Une opposante attaque la majorité municipale d’une commune de 3200 habitants en distribuant des tracts dans les boîtes aux lettres et en publiant un article sur un blog intitulé "un scandale peut en cacher un autre". Elle y met en cause la probité du conseil municipal. Le maire se constitue partie civile du chef de diffamation envers un citoyen chargé d’un mandat public ; la commune, personne morale, en fait de même pour diffamation envers un corps constitué.
Mise en examen, l’intéressée obtient l’annulation des plaintes dirigées à son encontre, ce que confirme la Cour de cassation.
En effet pour être recevable, l’action de la commune supposait une délibération du conseil municipal qui réponde aux exigences de l’article 48 de la loi du 29 juillet 1881 : la délibération préalable à l’engagement des poursuites doit indiquer avec une précision suffisante les faits qu’elle entend dénoncer et mentionner la nature des poursuites qu’elle requiert, sans que ses insuffisances puissent être réparées par le réquisitoire introductif.
Or en l’espèce, si le conseil municipal a bien délibéré, il s’est contenté de viser "une plainte au civil" sans mentionner le document incriminé ni en citer des extraits. En outre la délibération fait référence à la défense de l’honneur et de l’intégrité des élus, ne permettant ainsi pas de déterminer s’il s’agit d’une plainte envers un citoyen chargé d’un mandat public ou envers un corps constitué.

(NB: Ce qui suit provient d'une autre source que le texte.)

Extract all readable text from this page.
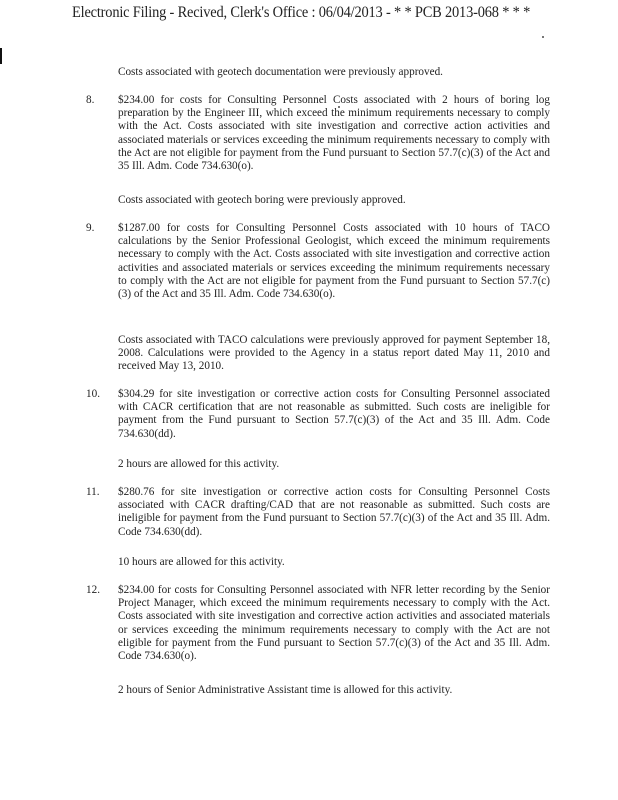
Electronic Filing - Recived, Clerk's Office : 06/04/2013 - * * PCB 2013-068 * * *
Costs associated with geotech documentation were previously approved.
8. $234.00 for costs for Consulting Personnel Costs associated with 2 hours of boring log preparation by the Engineer III, which exceed the minimum requirements necessary to comply with the Act. Costs associated with site investigation and corrective action activities and associated materials or services exceeding the minimum requirements necessary to comply with the Act are not eligible for payment from the Fund pursuant to Section 57.7(c)(3) of the Act and 35 Ill. Adm. Code 734.630(o).
Costs associated with geotech boring were previously approved.
9. $1287.00 for costs for Consulting Personnel Costs associated with 10 hours of TACO calculations by the Senior Professional Geologist, which exceed the minimum requirements necessary to comply with the Act. Costs associated with site investigation and corrective action activities and associated materials or services exceeding the minimum requirements necessary to comply with the Act are not eligible for payment from the Fund pursuant to Section 57.7(c)(3) of the Act and 35 Ill. Adm. Code 734.630(o).
Costs associated with TACO calculations were previously approved for payment September 18, 2008. Calculations were provided to the Agency in a status report dated May 11, 2010 and received May 13, 2010.
10. $304.29 for site investigation or corrective action costs for Consulting Personnel associated with CACR certification that are not reasonable as submitted. Such costs are ineligible for payment from the Fund pursuant to Section 57.7(c)(3) of the Act and 35 Ill. Adm. Code 734.630(dd).
2 hours are allowed for this activity.
11. $280.76 for site investigation or corrective action costs for Consulting Personnel Costs associated with CACR drafting/CAD that are not reasonable as submitted. Such costs are ineligible for payment from the Fund pursuant to Section 57.7(c)(3) of the Act and 35 Ill. Adm. Code 734.630(dd).
10 hours are allowed for this activity.
12. $234.00 for costs for Consulting Personnel associated with NFR letter recording by the Senior Project Manager, which exceed the minimum requirements necessary to comply with the Act. Costs associated with site investigation and corrective action activities and associated materials or services exceeding the minimum requirements necessary to comply with the Act are not eligible for payment from the Fund pursuant to Section 57.7(c)(3) of the Act and 35 Ill. Adm. Code 734.630(o).
2 hours of Senior Administrative Assistant time is allowed for this activity.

Mais une nullité peut en cacher une autre.
Car la plainte du maire n’est pas plus régulière en ce qu’elle est concomitante à une autre plainte portant sur les mêmes faits sous deux qualifications différentes [2] entretenant ainsi une incertitude et une confusion ne permettent pas à l’auteur des attaques de connaître avec précision la qualification des faits qui lui sont imputés.
D’où l’annulation de l’ensemble de la procédure.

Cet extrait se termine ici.